Register Now: Adam Tooze at CCG – June 30, 2:30 PM
The Global Green Transition and China’s Role: A Historical Perspective
On June 30 at 2:30 PM, Adam Tooze, Shelby Cullom Davis chair of History and Director of the European Institute, Columbia University, will speak at CCG's Beijing office on the theme “The Global Green Transition and China’s Role: A Historical Perspective.”
The event, lasting one and a half hours, will include a speech by Adam Tooze, a discussion with CCG President Henry Huiyao Wang, and a live Q&A session with the audience. Interested individuals can register via Eventbrite.
The global green transition is a central response to climate change and a pillar of sustainable development. As the global energy landscape undergoes profound transformation, the roles of individual nations have become increasingly pivotal. In recent years, the pace of green transition has accelerated dramatically—nowhere more so than in China. As a leading investor, innovator, and driver of clean energy, China has emerged as a central force in reshaping the global energy structure.
Recent data shows that in just the first five months of 2025, China’s solar power capacity surpassed 1,000 gigawatts—nearly half of the world’s total—underscoring its leadership in global decarbonisation. While China has made notable advances in clean energy deployment and technology, it still faces significant challenges in reducing reliance on coal and other traditional energy sources. Viewed historically, the green transition is not merely a technological shift but a far-reaching political, economic, and social transformation.

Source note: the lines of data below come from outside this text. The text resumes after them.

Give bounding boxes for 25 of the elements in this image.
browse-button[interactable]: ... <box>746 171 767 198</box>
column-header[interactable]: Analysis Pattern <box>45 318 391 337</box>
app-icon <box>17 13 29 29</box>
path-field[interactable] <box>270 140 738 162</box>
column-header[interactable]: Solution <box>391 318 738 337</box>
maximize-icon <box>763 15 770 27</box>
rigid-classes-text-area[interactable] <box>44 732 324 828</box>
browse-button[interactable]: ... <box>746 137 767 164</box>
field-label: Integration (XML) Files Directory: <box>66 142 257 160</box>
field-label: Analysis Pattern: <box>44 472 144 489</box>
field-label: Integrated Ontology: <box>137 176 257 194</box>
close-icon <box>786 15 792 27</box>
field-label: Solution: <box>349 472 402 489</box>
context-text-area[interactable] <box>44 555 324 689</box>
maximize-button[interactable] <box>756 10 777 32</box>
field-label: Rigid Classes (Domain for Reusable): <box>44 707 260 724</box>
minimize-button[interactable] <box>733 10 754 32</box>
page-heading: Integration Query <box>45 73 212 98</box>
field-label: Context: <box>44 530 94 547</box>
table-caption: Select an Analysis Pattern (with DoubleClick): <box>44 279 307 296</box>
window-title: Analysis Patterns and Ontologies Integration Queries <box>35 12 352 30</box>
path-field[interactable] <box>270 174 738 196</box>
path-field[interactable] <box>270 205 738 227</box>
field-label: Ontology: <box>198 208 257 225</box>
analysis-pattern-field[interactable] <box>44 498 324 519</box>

Adam Tooze is one of the most influential economic historians and public intellectuals in the West today. A professor of history and Director of the European Institute at Columbia University, he previously taught at Cambridge and Yale, covering topics such as modern German history, global economic history, and international security. With a background in economics from the University of Cambridge and a PhD from the London School of Economics, Tooze bridges economics and history with unmatched insight.
His acclaimed books include The Wages of Destruction, which redefined the Nazi wartime economy and won the Wolfson History Prize; The Deluge, a seminal work on the post–World War I global order; Crashed, widely regarded as the definitive account of the 2008 financial crisis and winner of the Lionel Gelber Prize; and Shutdown, a comprehensive chronicle of the COVID-19 pandemic’s economic impact. His works are both academically rigorous and highly readable, cited frequently by The Financial Times, The Economist, and The New York Times.
Beyond academia, Tooze is a prolific commentator and thought leader. He writes regularly for The Financial Times, The New York Review of Books, and The London Review of Books, and is a frequent keynote speaker at the World Economic Forum, leading think tanks, and closed-door policy gatherings. His newsletter Chartbook and podcast Ones and Tooze bring incisive economic and geopolitical analysis to a wide audience.
Described by The Atlantic and New York Magazine as “one of the most influential historians of our time,” Tooze is recognised as a guiding voice in progressive thought and a key figure shaping Western policy debates.